Grecia, premier dice che suo paese cerca sostegno Ue, non denaro

ATENE, 17 febbraio (Reuters) - Il primo ministro greco George Papandreou ha detto oggi che il suo paese, oberato dal debito pubblico, cerca l‘aiuto politico dell‘Unione europea per difendersi dalla speculazione e non il denaro dei contribuenti Ue.

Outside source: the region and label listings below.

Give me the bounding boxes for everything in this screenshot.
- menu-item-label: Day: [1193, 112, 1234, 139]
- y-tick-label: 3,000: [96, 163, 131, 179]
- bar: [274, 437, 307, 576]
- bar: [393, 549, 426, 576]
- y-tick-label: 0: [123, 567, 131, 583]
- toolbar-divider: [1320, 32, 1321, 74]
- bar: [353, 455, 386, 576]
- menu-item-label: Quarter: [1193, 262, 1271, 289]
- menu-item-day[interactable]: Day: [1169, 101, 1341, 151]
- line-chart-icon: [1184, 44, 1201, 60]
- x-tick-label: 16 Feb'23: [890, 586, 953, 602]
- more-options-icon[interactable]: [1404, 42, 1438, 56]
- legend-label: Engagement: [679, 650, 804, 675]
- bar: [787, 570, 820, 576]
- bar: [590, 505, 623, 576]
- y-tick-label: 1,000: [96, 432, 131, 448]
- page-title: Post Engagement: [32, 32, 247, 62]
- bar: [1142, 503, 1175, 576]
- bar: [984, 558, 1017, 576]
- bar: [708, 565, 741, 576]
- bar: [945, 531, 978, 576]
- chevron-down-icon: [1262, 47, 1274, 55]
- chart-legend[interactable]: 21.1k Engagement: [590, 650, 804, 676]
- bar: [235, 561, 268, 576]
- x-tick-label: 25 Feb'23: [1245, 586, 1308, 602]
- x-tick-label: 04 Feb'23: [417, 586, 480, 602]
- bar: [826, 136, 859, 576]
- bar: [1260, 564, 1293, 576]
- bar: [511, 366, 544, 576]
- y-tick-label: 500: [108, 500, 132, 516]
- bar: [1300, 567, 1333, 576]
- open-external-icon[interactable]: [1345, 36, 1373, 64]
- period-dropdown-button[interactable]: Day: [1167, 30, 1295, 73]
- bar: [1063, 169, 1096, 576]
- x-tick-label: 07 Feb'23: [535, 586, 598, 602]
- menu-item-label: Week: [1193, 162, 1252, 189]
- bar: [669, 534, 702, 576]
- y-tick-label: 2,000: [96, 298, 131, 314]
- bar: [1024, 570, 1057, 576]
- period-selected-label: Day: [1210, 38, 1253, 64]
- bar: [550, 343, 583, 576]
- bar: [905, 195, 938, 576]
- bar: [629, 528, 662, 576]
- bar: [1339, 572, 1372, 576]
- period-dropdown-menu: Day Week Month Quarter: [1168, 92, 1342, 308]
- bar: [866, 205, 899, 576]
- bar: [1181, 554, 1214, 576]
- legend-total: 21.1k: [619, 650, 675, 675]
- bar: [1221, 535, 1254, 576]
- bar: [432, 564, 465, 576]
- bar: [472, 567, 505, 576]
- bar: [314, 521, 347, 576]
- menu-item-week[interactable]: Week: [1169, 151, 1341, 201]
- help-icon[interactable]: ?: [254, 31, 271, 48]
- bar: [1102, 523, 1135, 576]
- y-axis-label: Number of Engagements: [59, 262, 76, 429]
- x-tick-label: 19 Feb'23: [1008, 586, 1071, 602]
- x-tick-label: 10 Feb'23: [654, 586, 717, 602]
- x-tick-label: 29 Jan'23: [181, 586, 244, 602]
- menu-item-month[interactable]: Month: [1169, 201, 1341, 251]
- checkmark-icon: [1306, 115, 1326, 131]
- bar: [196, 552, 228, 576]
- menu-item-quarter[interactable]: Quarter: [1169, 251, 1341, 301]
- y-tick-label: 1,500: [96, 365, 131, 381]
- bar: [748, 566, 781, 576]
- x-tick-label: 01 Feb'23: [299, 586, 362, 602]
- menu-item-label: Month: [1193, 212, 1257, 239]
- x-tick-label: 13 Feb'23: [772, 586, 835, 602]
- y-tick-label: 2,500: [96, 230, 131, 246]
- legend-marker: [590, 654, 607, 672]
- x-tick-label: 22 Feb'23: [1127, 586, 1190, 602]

I guai finanziari della Grecia hanno avuto pesanti ripercussioni sulla zona euro e i leader Ue hanno promesso di sostenere il suo piano per tagliare il deficit pubblico, ma senza offrire aiuti finanziari. I sondaggi condotti in alcuni paesi Ue mostrano che i cittadini sono contrari ad un‘operazione di salvataggio.

“Non abbiamo chiesto denaro a tedeschi, francesi, italiani o ad altri contribuenti”, ha detto in una riunione di governo. “Quel che vogliamo è un sostegno politico per mettere fine alla speculazione e alla diffamazione del nostro paese”.

Papandreou, che si sta sforzando di evitare la rivolta sociale contro le misure di austerità, ha detto ai suoi ministri che la crisi finanziaria non è soltanto greca, ma è un problema europeo che richiede un‘azione coordinata della Ue.